Step behind the scenes of any major grocery store, and you’ll find a jarring sight—towering bins of perfectly edible meat, produce, and dairy getting crushed in massive trash compactors. Just yards away, pallets of new food are being wheeled in through the receiving bay, fresh from farms, greenhouses, and processing plants.

At the front of the store, customers wince at $9 packs of chicken, $7 cauliflowers, and apples priced like luxuries. Many quietly pass them by, and those items sit… and sit… until they rot on the shelf and join the others in the compactor.

This isn’t just waste—it’s failure.

It’s the failure of a system that’s out of sync with real people’s needs. And worse, it’s the waste of thousands of litres of water, fossil fuels, labour hours, packaging materials, and transportation energy that went into producing that food in the first place.

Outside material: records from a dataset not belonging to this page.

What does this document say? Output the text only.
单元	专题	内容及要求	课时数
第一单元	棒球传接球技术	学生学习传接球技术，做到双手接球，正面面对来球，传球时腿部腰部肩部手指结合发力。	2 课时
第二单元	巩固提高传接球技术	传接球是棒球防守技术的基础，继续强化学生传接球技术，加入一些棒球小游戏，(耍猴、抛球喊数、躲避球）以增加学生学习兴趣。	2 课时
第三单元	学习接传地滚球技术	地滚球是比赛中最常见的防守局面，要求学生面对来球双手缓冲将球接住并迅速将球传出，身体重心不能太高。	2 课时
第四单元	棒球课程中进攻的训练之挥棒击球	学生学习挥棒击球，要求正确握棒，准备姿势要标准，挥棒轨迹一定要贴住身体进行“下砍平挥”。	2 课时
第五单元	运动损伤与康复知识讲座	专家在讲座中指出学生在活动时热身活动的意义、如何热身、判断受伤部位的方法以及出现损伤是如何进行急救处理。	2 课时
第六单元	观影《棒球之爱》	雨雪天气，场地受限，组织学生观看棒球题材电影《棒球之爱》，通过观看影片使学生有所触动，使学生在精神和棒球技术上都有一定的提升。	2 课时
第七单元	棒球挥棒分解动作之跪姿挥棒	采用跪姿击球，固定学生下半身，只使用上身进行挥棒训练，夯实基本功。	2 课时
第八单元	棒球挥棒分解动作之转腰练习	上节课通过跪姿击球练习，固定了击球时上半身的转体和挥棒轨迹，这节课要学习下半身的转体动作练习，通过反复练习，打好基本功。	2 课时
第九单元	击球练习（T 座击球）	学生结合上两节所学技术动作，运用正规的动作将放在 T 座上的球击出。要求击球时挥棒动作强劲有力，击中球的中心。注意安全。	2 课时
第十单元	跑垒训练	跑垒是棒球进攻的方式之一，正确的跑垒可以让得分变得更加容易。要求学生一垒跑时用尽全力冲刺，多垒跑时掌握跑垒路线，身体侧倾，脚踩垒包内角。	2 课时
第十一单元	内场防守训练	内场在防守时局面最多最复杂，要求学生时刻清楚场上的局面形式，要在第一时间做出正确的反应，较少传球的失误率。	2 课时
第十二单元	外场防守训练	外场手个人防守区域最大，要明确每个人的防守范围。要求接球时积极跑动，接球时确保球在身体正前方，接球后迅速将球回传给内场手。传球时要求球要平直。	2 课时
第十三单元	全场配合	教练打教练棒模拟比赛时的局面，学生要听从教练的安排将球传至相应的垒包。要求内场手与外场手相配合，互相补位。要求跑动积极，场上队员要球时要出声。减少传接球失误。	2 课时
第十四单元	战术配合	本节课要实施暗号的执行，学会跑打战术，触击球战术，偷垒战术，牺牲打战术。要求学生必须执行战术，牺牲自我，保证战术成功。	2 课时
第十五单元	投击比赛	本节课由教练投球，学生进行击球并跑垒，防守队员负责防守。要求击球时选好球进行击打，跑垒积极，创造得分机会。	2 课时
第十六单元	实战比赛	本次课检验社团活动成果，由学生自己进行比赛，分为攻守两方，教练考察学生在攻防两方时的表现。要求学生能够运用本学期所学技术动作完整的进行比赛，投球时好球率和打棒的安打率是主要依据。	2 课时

It deserves better. We deserve better.

The Food-Waste Paradox: High Prices, Low Access, More Waste

High food prices are often justified as a reflection of supply chain challenges, inflation, and increased production costs. But they also create a vicious cycle:

  • Fewer people buy expensive food, especially perishables.

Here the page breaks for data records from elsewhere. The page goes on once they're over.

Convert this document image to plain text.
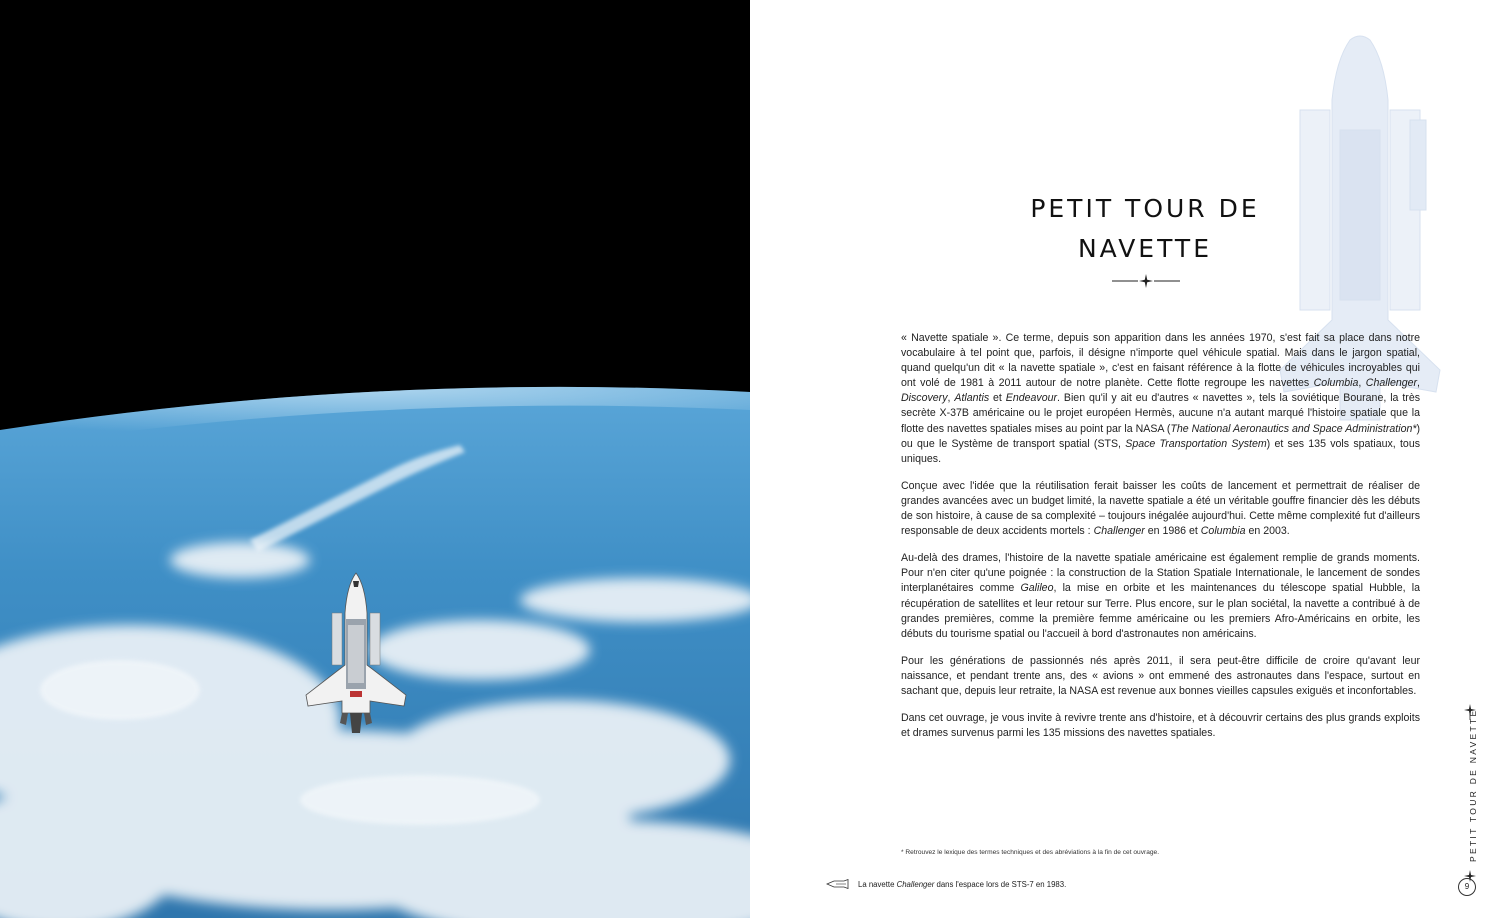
PETIT TOUR DE
NAVETTE

« Navette spatiale ». Ce terme, depuis son apparition dans les années 1970, s'est fait sa place dans notre vocabulaire à tel point que, parfois, il désigne n'importe quel véhicule spatial. Mais dans le jargon spatial, quand quelqu'un dit « la navette spatiale », c'est en faisant référence à la flotte de véhicules incroyables qui ont volé de 1981 à 2011 autour de notre planète. Cette flotte regroupe les navettes Columbia, Challenger, Discovery, Atlantis et Endeavour. Bien qu'il y ait eu d'autres « navettes », tels la soviétique Bourane, la très secrète X-37B américaine ou le projet européen Hermès, aucune n'a autant marqué l'histoire spatiale que la flotte des navettes spatiales mises au point par la NASA (The National Aeronautics and Space Administration*) ou que le Système de transport spatial (STS, Space Transportation System) et ses 135 vols spatiaux, tous uniques.

Conçue avec l'idée que la réutilisation ferait baisser les coûts de lancement et permettrait de réaliser de grandes avancées avec un budget limité, la navette spatiale a été un véritable gouffre financier dès les débuts de son histoire, à cause de sa complexité – toujours inégalée aujourd'hui. Cette même complexité fut d'ailleurs responsable de deux accidents mortels : Challenger en 1986 et Columbia en 2003.

Au-delà des drames, l'histoire de la navette spatiale américaine est également remplie de grands moments. Pour n'en citer qu'une poignée : la construction de la Station Spatiale Internationale, le lancement de sondes interplanétaires comme Galileo, la mise en orbite et les maintenances du télescope spatial Hubble, la récupération de satellites et leur retour sur Terre. Plus encore, sur le plan sociétal, la navette a contribué à de grandes premières, comme la première femme américaine ou les premiers Afro-Américains en orbite, les débuts du tourisme spatial ou l'accueil à bord d'astronautes non américains.

Pour les générations de passionnés nés après 2011, il sera peut-être difficile de croire qu'avant leur naissance, et pendant trente ans, des « avions » ont emmené des astronautes dans l'espace, surtout en sachant que, depuis leur retraite, la NASA est revenue aux bonnes vieilles capsules exiguës et inconfortables.

Dans cet ouvrage, je vous invite à revivre trente ans d'histoire, et à découvrir certains des plus grands exploits et drames survenus parmi les 135 missions des navettes spatiales.

* Retrouvez le lexique des termes techniques et des abréviations à la fin de cet ouvrage.
La navette Challenger dans l'espace lors de STS-7 en 1983.
PETIT TOUR DE NAVETTE
9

  • Unbought food spoils, and stores toss it.

  • Lost inventory leads to higher prices to recoup costs.

  • Repeat.

All while nearly 60%¹ of food produced in Canada is wasted, and millions of people are food insecure. It’s not just inefficient—it’s inhumane.

Smarter Pricing, Smarter Systems: How to Break the Cycle

So, what’s the solution? We need to align price, shelf life, and real demand. Here are some of the most promising and practical ways to get there:


🧠 Dynamic Pricing for Perishables

If bread goes stale in 2 days, why not cut its price every 12 hours? Software now exists to adjust pricing based on freshness—encouraging earlier purchases and reducing waste.

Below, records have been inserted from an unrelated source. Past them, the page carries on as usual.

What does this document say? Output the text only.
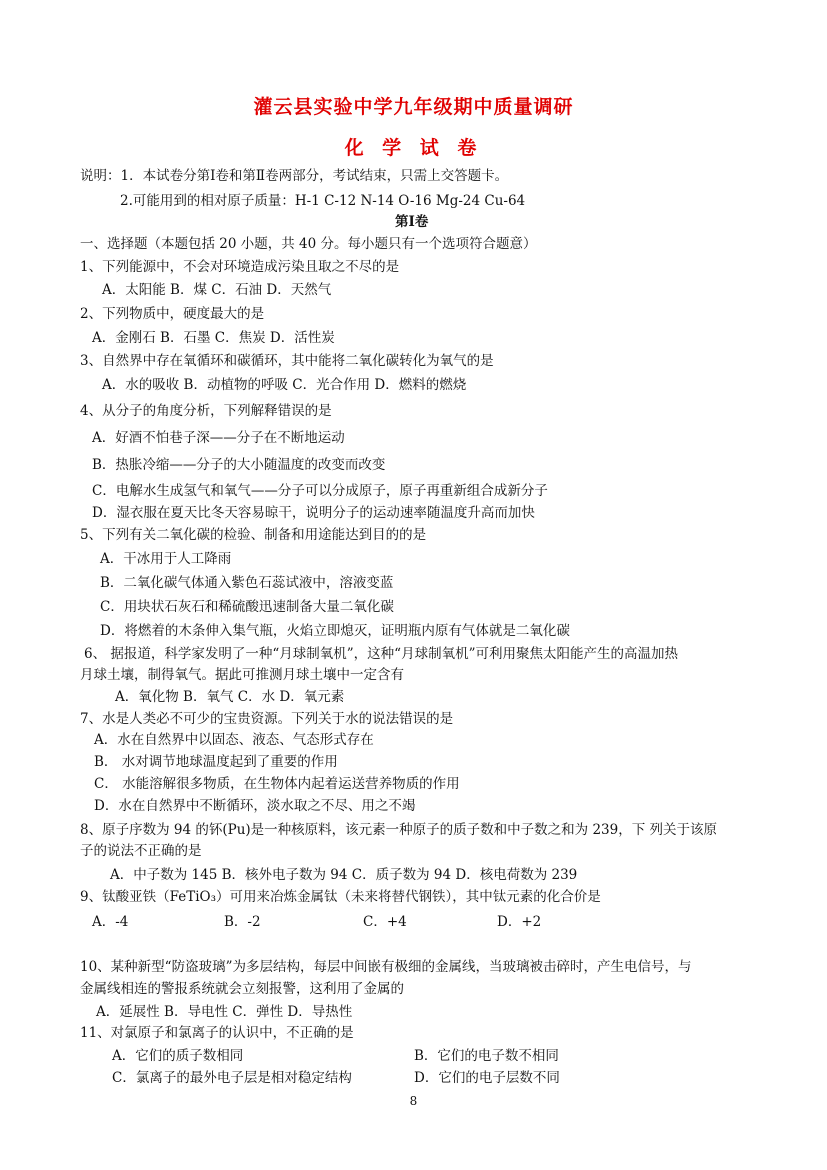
灌云县实验中学九年级期中质量调研
化 学 试 卷
说明：1．本试卷分第Ⅰ卷和第Ⅱ卷两部分，考试结束，只需上交答题卡。
2.可能用到的相对原子质量：H-1 C-12 N-14 O-16 Mg-24 Cu-64
第Ⅰ卷
一、选择题（本题包括 20 小题，共 40 分。每小题只有一个选项符合题意）
1、下列能源中，不会对环境造成污染且取之不尽的是
A．太阳能 B．煤 C．石油 D．天然气
2、下列物质中，硬度最大的是
A．金刚石 B．石墨 C．焦炭 D．活性炭
3、自然界中存在氧循环和碳循环，其中能将二氧化碳转化为氧气的是
A．水的吸收 B．动植物的呼吸 C．光合作用 D．燃料的燃烧
4、从分子的角度分析，下列解释错误的是
A．好酒不怕巷子深——分子在不断地运动
B．热胀冷缩——分子的大小随温度的改变而改变
C．电解水生成氢气和氧气——分子可以分成原子，原子再重新组合成新分子
D．湿衣服在夏天比冬天容易晾干，说明分子的运动速率随温度升高而加快
5、下列有关二氧化碳的检验、制备和用途能达到目的的是
A．干冰用于人工降雨
B．二氧化碳气体通入紫色石蕊试液中，溶液变蓝
C．用块状石灰石和稀硫酸迅速制备大量二氧化碳
D．将燃着的木条伸入集气瓶，火焰立即熄灭，证明瓶内原有气体就是二氧化碳
6、 据报道，科学家发明了一种“月球制氧机”，这种“月球制氧机”可利用聚焦太阳能产生的高温加热
月球土壤，制得氧气。据此可推测月球土壤中一定含有
A．氧化物 B．氧气 C．水 D．氧元素
7、水是人类必不可少的宝贵资源。下列关于水的说法错误的是
A．水在自然界中以固态、液态、气态形式存在
B． 水对调节地球温度起到了重要的作用
C． 水能溶解很多物质，在生物体内起着运送营养物质的作用
D．水在自然界中不断循环，淡水取之不尽、用之不竭
8、原子序数为 94 的钚(Pu)是一种核原料，该元素一种原子的质子数和中子数之和为 239，下 列关于该原
子的说法不正确的是
A．中子数为 145 B．核外电子数为 94 C．质子数为 94 D．核电荷数为 239
9、钛酸亚铁（FeTiO₃）可用来冶炼金属钛（未来将替代钢铁），其中钛元素的化合价是
A．-4	B．-2	C．+4	D．+2
10、某种新型“防盗玻璃”为多层结构，每层中间嵌有极细的金属线，当玻璃被击碎时，产生电信号，与
金属线相连的警报系统就会立刻报警，这利用了金属的
A．延展性 B．导电性 C．弹性 D．导热性
11、对氯原子和氯离子的认识中，不正确的是
A．它们的质子数相同	B．它们的电子数不相同
C．氯离子的最外电子层是相对稳定结构	D．它们的电子层数不同
8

Example: A pack of strawberries at $5 on Monday could drop to $2.50 by Wednesday, giving budget-conscious shoppers a chance while keeping that food out of the landfill.


🤝 Better Partnerships with Food Rescue Organizations

Instead of waiting for produce to rot, stores can partner with local food banks, shelters, and community fridges for near-expiry items.
Food that’s still safe and delicious goes straight to the people who need it—not into the compactor.


📊 Data-Driven Ordering

Grocery chains can use AI and sales analytics to stop over-ordering. Predictive models help stock just enough, reducing excess inventory without risking empty shelves.


🛒 Community Discount Hours

Grocery stores can designate "Fresh Rescue Hours"—where the public can access deep discounts on items nearing expiry.
It’s better to sell that salmon fillet for $3 than to throw it out.


🌱 Government Support for Anti-Waste Programs

Let’s incentivize grocery stores to do the right thing. Governments can offer:

  • Tax breaks for donated food

  • Grants for waste-reduction tech

  • Penalties for excessive food waste in large chains


A Better System is Possible

We pour too much energy, time, and care into producing food for it to end up in a dumpster. We’re not just wasting food—we’re wasting potential, and dignity. A smart, compassionate food system should get groceries into people’s fridges, not into landfill.

If we align pricing with real-world consumption, and reward grocery stores for minimizing waste rather than hiding it, we can fix this.

Let’s stop treating food as disposable. Because it isn’t.

It belongs in bellies, not in bins.

¹ Source: The Avoidable Crisis of Food Waste (2019), Second Harvest and Value Chain Management International. The report found that 58% of all food produced in Canada is lost or wasted, with approximately 32% of that waste being avoidable—meaning the food was still edible at the time it was discarded.